‘Locked Down’ Film Review: Anne Hathaway and Chiwetel Ejiofor Dazzle in COVID Heist Film

The genre trappings are fun, but the film has a lot to say about how we will shape our lives post-pandemic

Locked Down
Susie Allnutt/HBOMax

It’s January 21, and with the COVID-19 vaccine still in the preliminary stages of roll-out, it’s far too early to think of the world as being “post-pandemic.” But it’s clear that our lives will be different when this health crisis is over, and “Locked Down” is already contemplating those changes.

That it can balance issues of radical societal change with a heist and a love story and a critique of corporatism is a testament to the skills of writer Steven Knight, director Doug Liman (“Edge of Tomorrow”), and actors Anne Hathaway and Chiwitel Ejiofor. This is the sort of project that calls for performers who can deliver both movie-star dazzle and bitter regret, and both leads are more than up to the task.

It’s early 2020, and London is in lockdown, which is pretty much the only reason that Paxton (Ejiofor) and Linda (Hathaway) are still under the same roof. She fell in love with him on the back of his motorcycle, and there was a time, much earlier, when they would road-trip through exotic locales, but now there is only resentment and tedium between them. She’s stuck moderating Zoom meetings in which she has to fire employees from the international conglomerate that she loathes more with each passing day, while he can’t go to his job as a truck driver — not that he wants to, but it’s the only job he could get because of his criminal record. (Paxton did jail time for getting into a fight to save a fellow biker.)
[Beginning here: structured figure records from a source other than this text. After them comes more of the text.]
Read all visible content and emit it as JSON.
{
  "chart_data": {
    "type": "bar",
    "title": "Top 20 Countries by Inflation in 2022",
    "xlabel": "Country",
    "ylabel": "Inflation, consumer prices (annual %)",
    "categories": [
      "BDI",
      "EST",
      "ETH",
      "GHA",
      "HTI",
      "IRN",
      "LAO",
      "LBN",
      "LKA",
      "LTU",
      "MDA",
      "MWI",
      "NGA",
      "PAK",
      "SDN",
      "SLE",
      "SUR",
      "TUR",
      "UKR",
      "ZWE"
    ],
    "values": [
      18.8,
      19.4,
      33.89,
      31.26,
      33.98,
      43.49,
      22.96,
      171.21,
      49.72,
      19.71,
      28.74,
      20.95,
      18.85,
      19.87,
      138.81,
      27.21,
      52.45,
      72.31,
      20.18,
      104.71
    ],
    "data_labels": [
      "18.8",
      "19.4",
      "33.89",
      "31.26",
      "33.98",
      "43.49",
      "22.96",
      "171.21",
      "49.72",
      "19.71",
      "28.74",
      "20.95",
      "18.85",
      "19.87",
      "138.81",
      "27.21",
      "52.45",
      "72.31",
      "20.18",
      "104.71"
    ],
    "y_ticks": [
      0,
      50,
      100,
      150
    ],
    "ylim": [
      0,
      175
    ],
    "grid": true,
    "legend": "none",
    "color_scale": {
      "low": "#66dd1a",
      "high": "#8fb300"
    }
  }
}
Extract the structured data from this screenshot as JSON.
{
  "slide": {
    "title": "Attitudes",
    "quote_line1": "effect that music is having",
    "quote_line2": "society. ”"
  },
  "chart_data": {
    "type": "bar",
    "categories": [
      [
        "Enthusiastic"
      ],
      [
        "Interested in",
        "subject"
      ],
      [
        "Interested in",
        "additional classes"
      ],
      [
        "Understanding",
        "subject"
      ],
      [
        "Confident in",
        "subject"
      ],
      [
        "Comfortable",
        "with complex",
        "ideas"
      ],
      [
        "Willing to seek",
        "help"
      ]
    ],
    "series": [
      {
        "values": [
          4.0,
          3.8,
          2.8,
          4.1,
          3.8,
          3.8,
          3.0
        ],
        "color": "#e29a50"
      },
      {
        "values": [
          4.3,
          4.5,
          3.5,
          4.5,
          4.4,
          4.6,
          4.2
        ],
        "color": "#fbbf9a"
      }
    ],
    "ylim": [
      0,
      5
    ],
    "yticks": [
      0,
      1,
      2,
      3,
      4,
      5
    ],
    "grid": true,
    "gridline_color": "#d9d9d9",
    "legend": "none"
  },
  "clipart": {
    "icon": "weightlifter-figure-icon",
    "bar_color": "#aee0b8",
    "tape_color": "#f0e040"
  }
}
An utter coincidence happens: Paxton gets rehired to drive goods from London department stores out to storage in the countryside, while Linda is tasked by her superior (Ben Stiller) with taking a diamond that her company has had on display at Harrod’s and shipping it to New York, where its unsavory buyer will keep it locked away in a vault. (Figurative ownership, she is told, means more than literal possession these days.) She is to pass along the real diamond, currently in Harrod’s vault, while disposing of the fake replica that the store has on display.

It’s a heist that can only happen through the randomness of Linda and Paxton being the only people who will handle the diamond, and if the theft were all that “Locked Down” had on its mind, this would be a crime of eye-rolling contrivance. Instead, the theft is a stand-in for the pandemic, a catalyst that will make these two people take stock of themselves and think hard about what they’ll do when their lives are unpaused post-COVID-19.

Those who have lost loved ones to the virus will, of course, be coping with the aftereffects for the rest of their lives, but no one is emerging from this historical moment unscathed. The way we work, the way we live, and the way we focus our energies and abilities will be forever changed, and Paxton and Linda are so vividly written and acted that the crime they plan to commit, set against the consumerist gloss of one of the world’s leading retail outlets, takes a backseat to their contemplations of how they got here and where they’ll go next.

It’s a daring mix of genres, but it works, as though Noah Baumbach had been called in to do a rewrite on “How to Steal a Million.” Steven Knight wrote and directed one of the best (“Locke”) and worst (“Serenity”) films of the last decade, but when he is good, he is very, very good, and his skillful handing of relationships and claustrophobia and corporate-speak is matched by Liman’s ability to bring all of this to fruition.

Ejiofor and Hathaway make a great pairing; they get memorable moments separately, from his regaling their cozy block of townhouses with poetry to her sneaking cigarettes and trying to keep it together during those deadening work calls, but they absolutely click together as a couple who think they’ve reached the end of their rope, only to discover that maybe they haven’t.

COVID cinema has, up until now, fallen into the categories of skillful gimmickry (the Shudder Zoom-horror film “Host,” for example) or outright exploitation (“Songbird”), but “Locked Down” both incorporates and comments upon the realities of the moment. It might not be the first movie to explore life in the pandemic, but it is, for now, the best one.